O advogado Sérgio Martins destacou que o pedido de extradição pode ser negado caso não atenda aos requisitos dispostos no tratado bilateral. E se a Itália reconhecer que a condenação tem motivação política, poderá conceder o asilo à parlamentar brasileira.
Em caso de punição, ela poderá cumprir pena no Brasil ou em solo italiano. Martins lembra que essa etapa nada tem a ver com a condenação do Supremo Tribunal Federal, que é definitiva. “O processo de extradição na Itália não é uma nova oportunidade para recorrer da condenação em si”, comentou Gomes.
A prisão de Carla Zambelli teve repercussão imediata no Brasil e na Itália. Um dos primeiros a comentar a detenção da brasileira foi o deputado italiano Angelo Bonelli. Em uma rede social, escreveu: “Carla Zambelli está em uma casa em Roma. Dei o endereço à polícia, e a polícia já identificou Zambelli”. Em diversas ocasiões, Bonelli questionou a situação da parlamentar no país europeu. “O governo (italiano) continua em silêncio sobre o caso Zambelli. Por que uma pessoa procurada e condenada no Brasil pode viver tranquilamente na Itália sem ser presa?”, escreveu em uma rede social.
Pouco depois da postagem de ontem, o Ministério da Justiça confirmou a prisão de Zambelli.
Arma na rua
A deputada bolsonarista também é ré em outro processo no STF por perseguição com arma de fogo a um homem na véspera do segundo turno das eleições presidenciais em 2022. Segundo o inquérito, a deputada perseguiu o suposto apoiador do então candidato Luiz Inácio Lula da Silva com uma arma na rua em São Paulo e o obrigou a deitar no chão.
Pressionada pelo Supremo Tribunal Federal, a parlamentar decidiu deixar o Brasil. Em 3 de junho, ela disse à uma rádio bolsonarista que havia deixado o país, anunciou que iria pedir o afastamento do cargo e alegou que era “intocável” por ter cidadania italiana.
No dia seguinte, um youtuber descobriu que ela estava na Flórida, nos Estados Unidos. Zambelli decidiu então ir para a Itália e chegou a Roma em 5 de junho. Nesse mesmo dia, Moraes determinou a inclusão do nome da deputada na lista de difusão vermelha da Interpol. Ela estava foragida desde então, quando foi decretada a prisão preventiva. Na decisão que condenou Zambelli, foi determinada a perda do mandato parlamentar, que depende da análise da Comissão de Constituição e Justiça (CCJ) da Câmara dos Deputados.

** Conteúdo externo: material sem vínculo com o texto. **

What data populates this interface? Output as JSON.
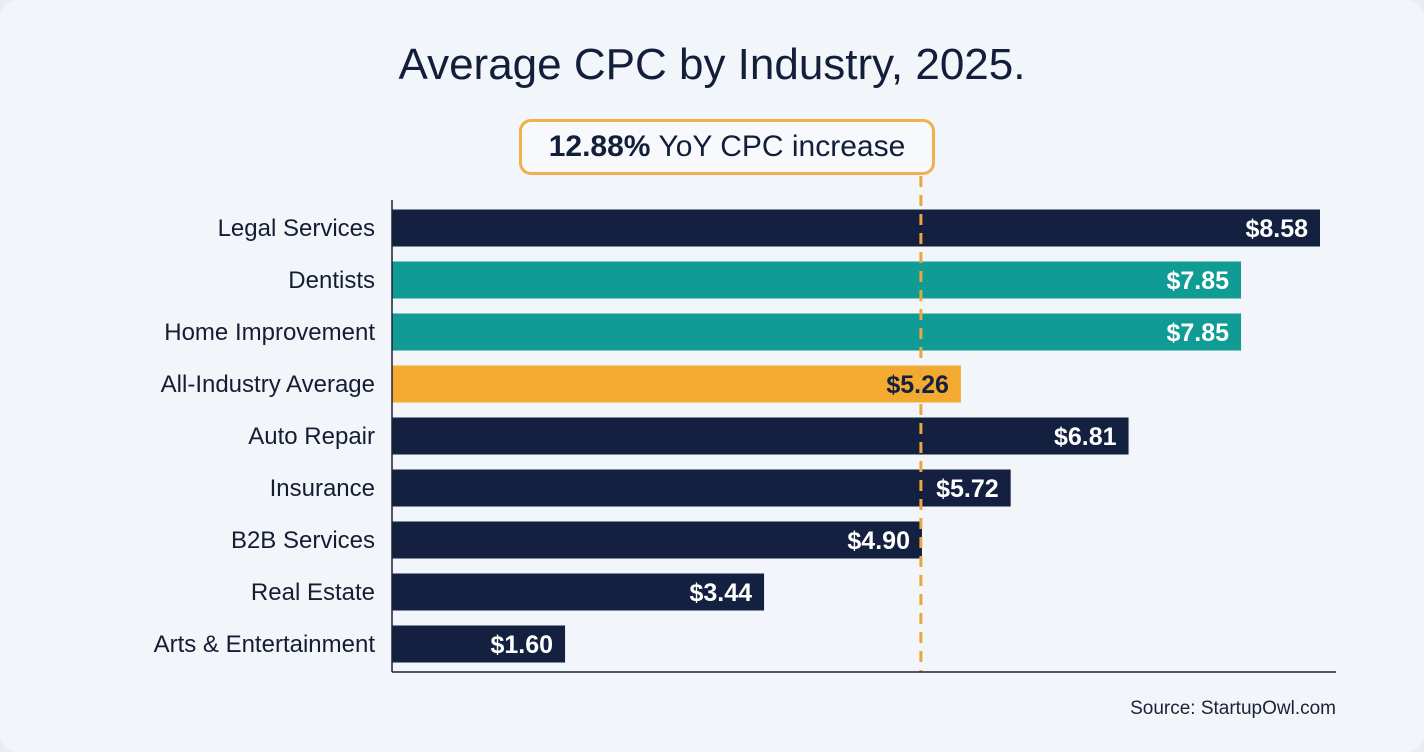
{
  "chart_data": {
    "type": "bar",
    "orientation": "horizontal",
    "title": "Average CPC by Industry, 2025.",
    "callout": {
      "value": "12.88%",
      "text": "YoY CPC increase"
    },
    "source": "Source: StartupOwl.com",
    "xlabel": "",
    "ylabel": "",
    "xlim": [
      0,
      8.7
    ],
    "grid": false,
    "categories": [
      "Legal Services",
      "Dentists",
      "Home Improvement",
      "All-Industry Average",
      "Auto Repair",
      "Insurance",
      "B2B Services",
      "Real Estate",
      "Arts & Entertainment"
    ],
    "values": [
      8.58,
      7.85,
      7.85,
      5.26,
      6.81,
      5.72,
      4.9,
      3.44,
      1.6
    ],
    "value_labels": [
      "$8.58",
      "$7.85",
      "$7.85",
      "$5.26",
      "$6.81",
      "$5.72",
      "$4.90",
      "$3.44",
      "$1.60"
    ],
    "bar_colors": [
      "#13203f",
      "#109b95",
      "#109b95",
      "#f4a930",
      "#13203f",
      "#13203f",
      "#13203f",
      "#13203f",
      "#13203f"
    ],
    "colors": {
      "navy": "#13203f",
      "teal": "#109b95",
      "orange": "#f4a930",
      "reference_line": "#e9a73e"
    }
  }
}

Caso reacende polêmica cassação x perseguição
A prisão da deputada federal Carla Zambelli (PL-SP) desencadeou uma onda de reações entre os parlamentares, aprofundando o racha entre os que defendem sua cassação imediata e aqueles que denunciam uma suposta perseguição judicial. O presidente da Câmara dos Deputados, Hugo Motta (Republicanos-PB), declarou que a Casa já está adotando as providências legais cabíveis. “Tomei conhecimento da prisão da deputada Carla Zambelli pela imprensa. Consultei o ministro da Justiça, Ricardo Lewandowski, que nos repassou informações preliminares. Aguardamos as manifestações oficiais do Ministério da Justiça e do governo italiano”, afirmou Motta, em publicação na rede social X (antigo Twitter).
O parlamentar lembrou, ainda, que “as providências que cabem à Câmara já estão sendo adotadas, por meio da Representação que tramita na CCJC, em obediência ao Regimento e à Constituição. Não cabe à Casa deliberar sobre a prisão – apenas sobre a perda de mandato”, diz o texto.
A deputada Maria do Rosário (PT-RS), integrante da Comissão de Constituição e Justiça e de Cidadania (CCJC), protocolou requerimento solicitando que a Mesa Diretora declare a perda do mandato de Zambelli. Para a parlamentar, não há mais espaço para protelação. “A permanência de Zambelli no cargo representa um escárnio ao Estado de Direito e um atentado à moralidade pública”.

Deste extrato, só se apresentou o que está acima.